Do you ever listen to this reading and think, “I could never do that”? Drop everything and run to Jesus? Every time I’ve ever done this reading in a Bible study this is the pattern of conversation:“oh, those fishermen, they had so much faith! I could never leave everything and (fill in the blank-be a missionary, go door to door, be a professional Christian”). That’s the fist response. Then someone asks me, “do you really think they responded that quickly (like I would know).” Then someone says, “I don’t think snap decisions like that are a good idea (and then they will tell some terrible story about someone who made an snap decision and wound up losing all their money to a Nigerian con man). And the Bible study kind of goes downhill from there-about whether these fishermen really were right to act so impulsively.

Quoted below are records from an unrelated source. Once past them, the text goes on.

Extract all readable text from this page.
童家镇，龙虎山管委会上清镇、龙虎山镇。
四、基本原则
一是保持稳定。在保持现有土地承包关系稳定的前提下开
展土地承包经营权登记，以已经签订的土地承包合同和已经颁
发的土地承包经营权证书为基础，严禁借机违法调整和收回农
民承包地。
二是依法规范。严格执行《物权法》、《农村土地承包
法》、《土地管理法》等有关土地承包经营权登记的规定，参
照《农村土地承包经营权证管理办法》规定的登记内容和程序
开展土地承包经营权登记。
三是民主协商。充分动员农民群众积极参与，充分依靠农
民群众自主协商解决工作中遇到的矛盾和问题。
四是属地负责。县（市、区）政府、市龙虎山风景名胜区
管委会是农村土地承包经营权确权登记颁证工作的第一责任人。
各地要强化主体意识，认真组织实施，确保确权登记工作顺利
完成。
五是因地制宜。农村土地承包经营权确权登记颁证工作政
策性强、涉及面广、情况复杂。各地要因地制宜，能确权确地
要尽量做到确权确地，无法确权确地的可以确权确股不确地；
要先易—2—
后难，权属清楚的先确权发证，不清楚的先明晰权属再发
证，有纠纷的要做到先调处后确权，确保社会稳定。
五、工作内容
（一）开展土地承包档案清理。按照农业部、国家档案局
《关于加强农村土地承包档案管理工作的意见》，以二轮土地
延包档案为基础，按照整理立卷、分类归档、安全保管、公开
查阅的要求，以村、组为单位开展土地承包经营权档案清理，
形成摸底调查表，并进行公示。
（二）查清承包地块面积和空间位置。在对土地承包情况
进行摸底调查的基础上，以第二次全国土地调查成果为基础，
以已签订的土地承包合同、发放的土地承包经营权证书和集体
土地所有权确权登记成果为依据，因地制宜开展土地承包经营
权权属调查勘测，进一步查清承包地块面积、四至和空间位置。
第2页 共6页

This is the season of Epiphany, the season of : “a sudden realization: a sudden intuitive leap of understanding, especially through an ordinary but striking occurrence.”

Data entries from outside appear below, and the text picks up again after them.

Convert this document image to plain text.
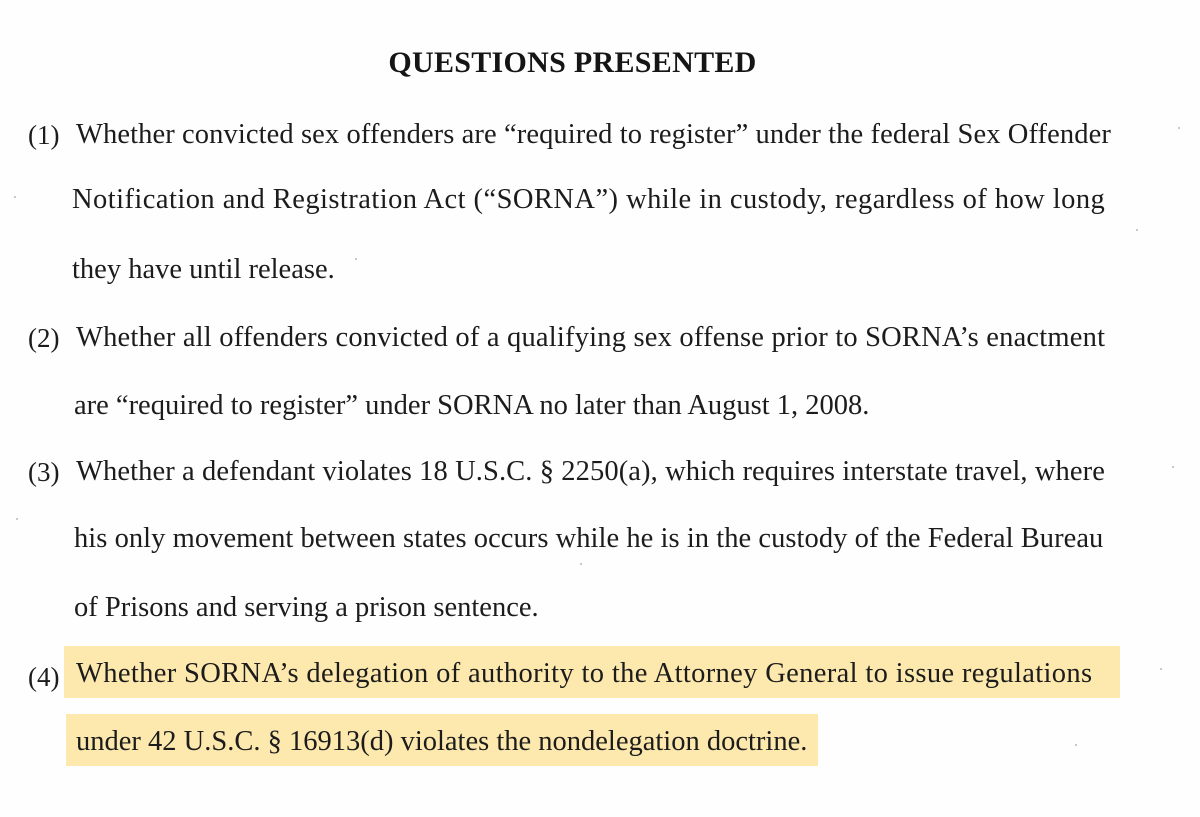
QUESTIONS PRESENTED
(1) Whether convicted sex offenders are “required to register” under the federal Sex Offender
Notification and Registration Act (“SORNA”) while in custody, regardless of how long
they have until release.
(2) Whether all offenders convicted of a qualifying sex offense prior to SORNA’s enactment
are “required to register” under SORNA no later than August 1, 2008.
(3) Whether a defendant violates 18 U.S.C. § 2250(a), which requires interstate travel, where
his only movement between states occurs while he is in the custody of the Federal Bureau
of Prisons and serving a prison sentence.
(4) Whether SORNA’s delegation of authority to the Attorney General to issue regulations
under 42 U.S.C. § 16913(d) violates the nondelegation doctrine.
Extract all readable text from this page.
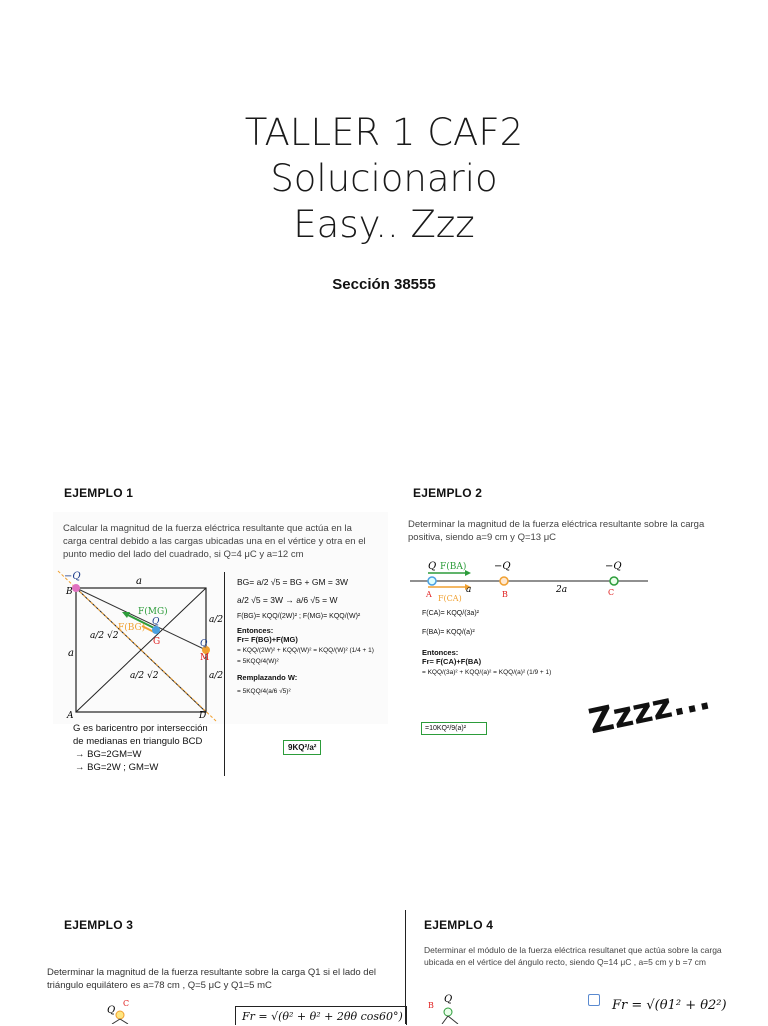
TALLER 1 CAF2
Solucionario
Easy.. Zzz
Sección 38555
EJEMPLO 1
Calcular la magnitud de la fuerza eléctrica resultante que actúa en la carga central debido a las cargas ubicadas una en el vértice y otra en el punto medio del lado del cuadrado, si Q=4 μC y a=12 cm
−Q
B
a
a
a/2
a/2
a/2 √2
a/2 √2
F(MG)
F(BG)
Q
G	Q
M
A	D
BG= a/2 √5 = BG + GM = 3W
a/2 √5 = 3W → a/6 √5 = W
F(BG)= KQQ/(2W)² ; F(MG)= KQQ/(W)²
Entonces:
Fr= F(BG)+F(MG)
= KQQ/(2W)² + KQQ/(W)² = KQQ/(W)² (1/4 + 1)
= 5KQQ/4(W)²
Remplazando W:
= 5KQQ/4(a/6 √5)²
9KQ²/a²
G es baricentro por intersección
de medianas en triangulo BCD
→ BG=2GM=W
→ BG=2W ; GM=W
EJEMPLO 2
Determinar la magnitud de la fuerza eléctrica resultante sobre la carga positiva, siendo a=9 cm y Q=13 μC
Q F(BA)	−Q	−Q
a	2a
A F(CA)	B	C
F(CA)= KQQ/(3a)²
F(BA)= KQQ/(a)²
Entonces:
Fr= F(CA)+F(BA)
= KQQ/(3a)² + KQQ/(a)² = KQQ/(a)² (1/9 + 1)
=10KQ²/9(a)²	Zzzz...
EJEMPLO 3
Determinar la magnitud de la fuerza resultante sobre la carga Q1 si el lado del triángulo equilátero es a=78 cm , Q=5 μC y Q1=5 mC
Q
C
Fr = √(θ² + θ² + 2θθ cos60°)
EJEMPLO 4
Determinar el módulo de la fuerza eléctrica resultanet que actúa sobre la carga ubicada en el vértice del ángulo recto, siendo Q=14 μC , a=5 cm y b =7 cm
B
Q	Fr = √(θ1² + θ2²)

This is the season when one day we’re walking along and we realize something new-even though we’ve seen it a million times before. One of my favorite stories is about Anna Power Scheffer. She grew up here, attended church here almost every Sunday until she became an adult. One day she was back visiting and she said, “you know, I have been here for hundreds of your sermons-but I never listened to one. I listened to the one today- you know what, it wasn’t bad!”
This is from Alyce MacKenzie, a professor of preaching in Texas:
“In all four gospels, people made what looks like a snap decision to become disciples of Jesus. But things look a little different when we look at their decisions in the flow of that particular gospel's story. Then it looks like the snap decision may have been one step in an ongoing process. It seems likely that the disciples had been thinking about Jesus for a while and about what the impact of following him might be.
Each gospel has a different definition of what it means to be a disciple, to follow Jesus. In John it means to believe. In Luke, to be a disciple means to have compassion on the poor and the sick. In Mark, to be a disciple means to be willing to suffer,
[And in each of the gospels the story right before the call, and right after always explain what it means to be a disciple]
And in Matthew, to be a disciple of Jesus means to be willing to follow his teaching and to do God's will. The call of the first disciples in Matthew comes right after Jesus' brief teaching about the purpose of his ministry (Mt. 4:12-17) and right before the Sermon on the Mount. So the disciples make (what sounds like) a "snap" decision to spend their lives as salt and light for the world by living by Jesus' teachings. These teachings fulfill, the heart of the Law: to love God with one's whole being and one's neighbor as oneself. ….The life of the disciple, which begins with what may look like a sudden decision, becomes a series of recommitments to that decision, day in and day out, every day of our lives.”
We don’t just make one time only snap decisions to follow Jesus, to become fishers of people. We usually have to make the decision every day. What may look like a snap decision to someone else, has usually been building up in us for a long time. You want your life to mean something. You want your life to matter. You want to be part of something bigger than just you. You want to make a commitment that draws every part of you. No one ever became a Christian because they wanted to remain exactly the same. Amen.